For Southern blot analysis, 5–10 µg of isolated genomic DNA was digested with EcoRI and NruI. Probe hybridization used the FMR1-specific dig-labelled StB12.3. Details were as previously described (Tassone et al., 2008). Analysis and measurement of trinucleotide allele size, as well as the determination of the methylation status were determined using an Alpha Innotech Fluor Chem 8800 Image Detection System (Alpha Innotech, San Leandro, CA).

Clinical evaluation and assessment measures for autism

A complete medical evaluation, including medical history, psychological testing and physical examination was conducted on each subject including controls.
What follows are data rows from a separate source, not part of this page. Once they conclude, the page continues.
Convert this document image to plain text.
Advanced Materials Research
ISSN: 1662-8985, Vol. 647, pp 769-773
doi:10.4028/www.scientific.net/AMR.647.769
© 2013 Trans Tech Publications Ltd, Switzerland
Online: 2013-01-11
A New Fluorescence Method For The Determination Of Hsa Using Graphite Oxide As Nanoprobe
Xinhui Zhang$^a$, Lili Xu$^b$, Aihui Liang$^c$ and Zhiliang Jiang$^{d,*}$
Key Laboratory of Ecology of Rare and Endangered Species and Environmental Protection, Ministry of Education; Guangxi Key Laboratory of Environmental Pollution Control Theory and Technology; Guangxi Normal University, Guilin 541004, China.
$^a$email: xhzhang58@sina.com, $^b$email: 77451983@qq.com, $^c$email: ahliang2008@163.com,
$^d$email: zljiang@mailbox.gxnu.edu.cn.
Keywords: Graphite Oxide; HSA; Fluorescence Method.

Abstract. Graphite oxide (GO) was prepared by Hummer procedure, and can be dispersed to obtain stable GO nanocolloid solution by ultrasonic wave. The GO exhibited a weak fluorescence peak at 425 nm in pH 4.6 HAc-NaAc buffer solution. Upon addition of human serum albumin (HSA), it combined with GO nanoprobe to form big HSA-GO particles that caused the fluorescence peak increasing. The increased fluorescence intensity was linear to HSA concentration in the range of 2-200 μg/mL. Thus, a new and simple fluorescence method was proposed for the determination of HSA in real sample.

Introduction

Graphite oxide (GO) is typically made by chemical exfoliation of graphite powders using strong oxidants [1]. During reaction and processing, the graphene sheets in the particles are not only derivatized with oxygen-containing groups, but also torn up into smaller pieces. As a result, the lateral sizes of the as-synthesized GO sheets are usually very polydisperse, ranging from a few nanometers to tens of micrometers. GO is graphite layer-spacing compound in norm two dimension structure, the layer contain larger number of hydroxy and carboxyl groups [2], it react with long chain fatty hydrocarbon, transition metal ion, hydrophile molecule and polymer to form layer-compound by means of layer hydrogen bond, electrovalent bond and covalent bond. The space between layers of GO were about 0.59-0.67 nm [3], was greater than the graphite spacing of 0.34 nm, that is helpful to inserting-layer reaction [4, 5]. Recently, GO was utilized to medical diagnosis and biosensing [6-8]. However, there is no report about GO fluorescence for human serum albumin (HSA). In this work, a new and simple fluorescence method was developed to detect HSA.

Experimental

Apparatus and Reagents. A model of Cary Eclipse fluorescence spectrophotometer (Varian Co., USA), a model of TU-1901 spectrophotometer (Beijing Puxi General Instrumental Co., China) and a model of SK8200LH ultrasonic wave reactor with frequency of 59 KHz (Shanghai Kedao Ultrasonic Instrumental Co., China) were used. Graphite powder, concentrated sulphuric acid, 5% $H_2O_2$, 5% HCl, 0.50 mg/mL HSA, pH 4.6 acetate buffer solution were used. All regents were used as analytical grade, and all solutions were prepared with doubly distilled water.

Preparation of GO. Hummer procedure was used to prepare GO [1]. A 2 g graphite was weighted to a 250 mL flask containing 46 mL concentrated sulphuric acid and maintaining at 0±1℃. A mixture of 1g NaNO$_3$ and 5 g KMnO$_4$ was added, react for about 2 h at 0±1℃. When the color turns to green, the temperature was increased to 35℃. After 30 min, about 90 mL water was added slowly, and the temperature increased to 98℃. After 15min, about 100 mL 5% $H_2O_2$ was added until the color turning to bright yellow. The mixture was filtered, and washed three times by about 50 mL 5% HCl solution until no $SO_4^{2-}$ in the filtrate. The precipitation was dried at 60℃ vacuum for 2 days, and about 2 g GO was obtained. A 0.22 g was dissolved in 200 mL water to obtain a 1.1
Individuals were confirmed to have autism spectrum disorder or using the Autism Diagnostic Interview-Revised (ADI-R), which is a standardized, semi-structured, investigator-based interview for caregivers of individuals with autism or pervasive developmental disorders, and using the Autism Diagnostic Observation Schedules (ADOS) which is a semi-structured, standardized assessment of the child in which the researcher observes the social interaction, communication, play, and imaginative use of materials for children suspected of having autism spectrum disorders. Each participant was discussed by the clinical team, who participated in the evaluation of the child and agreement was reached regarding the diagnosis of autism spectrum disorder, with the additional use of the DSM IV-TR criteria for autism spectrum disorders. Sibling controls were not used in this study.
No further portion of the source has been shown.